The film follows the standard ‘killer animal escapes remote science lab’ plot to the wire. We’re shown the security measures at the facility, only for them to be broken moments later. We’re shown plenty of security guards and personnel standing around in non-speaking parts only to be fed to the creatures when they escape. We are told plenty of facts about the snakes to make them appear more threatening and intelligent than they really are. Then as soon as the snakes are free we’re given numerous token characters to throw into danger. If you’ve seen one of these killer snake films, then you’ve seen them all. And if you haven’t seen one, then please don’t start!

The snakes look really bad. It’s almost as though CGI is getting progressively worse when it should be getting better. The snakes stick out like a sore thumb from the undergrowth they are supposed to be hiding it. Weather, lighting and natural conditions seem to have no affect on these snakes as they are exactly the same colour and shape every time you see them – sort of like a shiny piece of piping. They can strike from anywhere without the slightest rustle of a bush or breaking or a branch. This flick also has the unfortunate tendency to use CGI gore effects instead of a bit of make-up and corn syrup. I guess that has something to do with the snakes deciding to bite people’s heads off instead of crushing them to death, like anacondas are supposed to do. It does manage to eat a few people whole including an unlucky farmer who goes into his barn to investigate a noise, knocks himself out cold and then wakes up to find himself half in the snake’s mouth.
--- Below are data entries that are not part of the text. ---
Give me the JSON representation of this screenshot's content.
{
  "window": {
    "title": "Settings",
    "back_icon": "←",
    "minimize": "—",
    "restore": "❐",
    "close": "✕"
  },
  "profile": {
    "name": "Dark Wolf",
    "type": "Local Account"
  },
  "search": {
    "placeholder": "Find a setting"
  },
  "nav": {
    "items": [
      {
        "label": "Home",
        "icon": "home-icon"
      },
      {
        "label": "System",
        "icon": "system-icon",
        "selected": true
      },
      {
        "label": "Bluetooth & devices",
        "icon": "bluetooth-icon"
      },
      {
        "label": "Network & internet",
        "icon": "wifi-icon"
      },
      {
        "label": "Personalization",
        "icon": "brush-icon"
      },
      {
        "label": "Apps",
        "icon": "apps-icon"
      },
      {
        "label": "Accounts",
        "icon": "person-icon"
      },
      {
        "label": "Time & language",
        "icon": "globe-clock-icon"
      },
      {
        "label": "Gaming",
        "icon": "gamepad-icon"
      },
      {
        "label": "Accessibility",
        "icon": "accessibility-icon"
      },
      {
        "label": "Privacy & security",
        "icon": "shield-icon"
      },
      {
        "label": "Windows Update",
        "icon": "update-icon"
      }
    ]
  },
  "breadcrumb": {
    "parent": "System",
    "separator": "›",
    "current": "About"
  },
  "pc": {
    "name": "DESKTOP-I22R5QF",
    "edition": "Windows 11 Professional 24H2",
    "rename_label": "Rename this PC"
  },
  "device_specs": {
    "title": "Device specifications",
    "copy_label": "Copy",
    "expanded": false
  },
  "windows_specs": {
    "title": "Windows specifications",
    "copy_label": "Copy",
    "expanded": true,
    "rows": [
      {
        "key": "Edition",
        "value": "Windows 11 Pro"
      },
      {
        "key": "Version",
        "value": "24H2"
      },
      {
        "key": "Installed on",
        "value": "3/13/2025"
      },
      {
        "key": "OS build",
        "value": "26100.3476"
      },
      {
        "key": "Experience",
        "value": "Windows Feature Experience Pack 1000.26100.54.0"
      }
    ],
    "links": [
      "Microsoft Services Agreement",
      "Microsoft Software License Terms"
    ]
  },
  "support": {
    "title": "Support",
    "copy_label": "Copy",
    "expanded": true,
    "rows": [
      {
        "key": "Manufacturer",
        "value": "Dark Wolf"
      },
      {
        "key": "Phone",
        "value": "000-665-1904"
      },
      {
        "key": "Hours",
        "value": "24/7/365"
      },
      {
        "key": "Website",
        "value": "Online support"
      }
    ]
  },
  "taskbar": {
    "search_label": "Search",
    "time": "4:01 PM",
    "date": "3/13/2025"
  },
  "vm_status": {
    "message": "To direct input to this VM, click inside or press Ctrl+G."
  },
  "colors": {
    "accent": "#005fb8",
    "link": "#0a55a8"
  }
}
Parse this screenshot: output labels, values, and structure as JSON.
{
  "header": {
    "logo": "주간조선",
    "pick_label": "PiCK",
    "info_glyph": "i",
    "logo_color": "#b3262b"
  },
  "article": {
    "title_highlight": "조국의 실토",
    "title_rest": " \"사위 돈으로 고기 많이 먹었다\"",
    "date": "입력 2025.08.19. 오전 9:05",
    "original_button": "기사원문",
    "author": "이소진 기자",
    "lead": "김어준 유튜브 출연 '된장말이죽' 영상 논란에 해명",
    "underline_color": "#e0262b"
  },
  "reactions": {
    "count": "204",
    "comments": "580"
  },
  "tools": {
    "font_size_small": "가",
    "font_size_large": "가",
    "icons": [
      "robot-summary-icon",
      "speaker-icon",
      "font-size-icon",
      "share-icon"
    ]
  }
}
Whether you love him or hate him, Hasselhoff does have a massive fan base and its cheesy films like this that cement his ultimate B-grade celebrity status. He’s not the greatest actor alive but he’s entertaining enough in his roles be it charming the pants off a hot chick or trading punches with someone. Surprisingly, he’s not actually that bad here and his whole persona fits the mercenary role of Hammett to a tee. He hams it up and overacts but why not? He knows the film is just a pay cheque and at least it gives the viewer a few chuckles and cringes along the way. He doesn’t have a lot to do in the film though so it’s a criminal waste of his ‘talents.’

John Rhys-Davies has a small role as the financier who causes the snakes to escape. He could have played the role in his sleep such is its complexity. All he needs to do is remind everyone of how much money the project is costing, that he wants results and that he wants everything covered up when the snakes get out. I keep forgetting that he was Gimli in the Lord of the Rings trilogy so why the hell he’s returned to these cheap schlock sci-fi horrors is beyond me. Crystal Allen does her ‘hot blonde scientist in a tight white tank top’ thing to perfection which had me hooked. It’s a pity that the film just wastes her character with sloppy interaction with Hasselhoff’s mercenary.

 

Even giant snakes know not to Hassle the Hoff. It’s a sad state of affairs to claim that the Hoff is the best part of your film but that’s the only claim to fame that Anaconda 3: The Offspring is going to get. It’s arguably one of the Sci-Fi Channel’s better killer monster flicks but that’s like saying you’d rather kiss a turd than drink wee. Either way you’re screwed.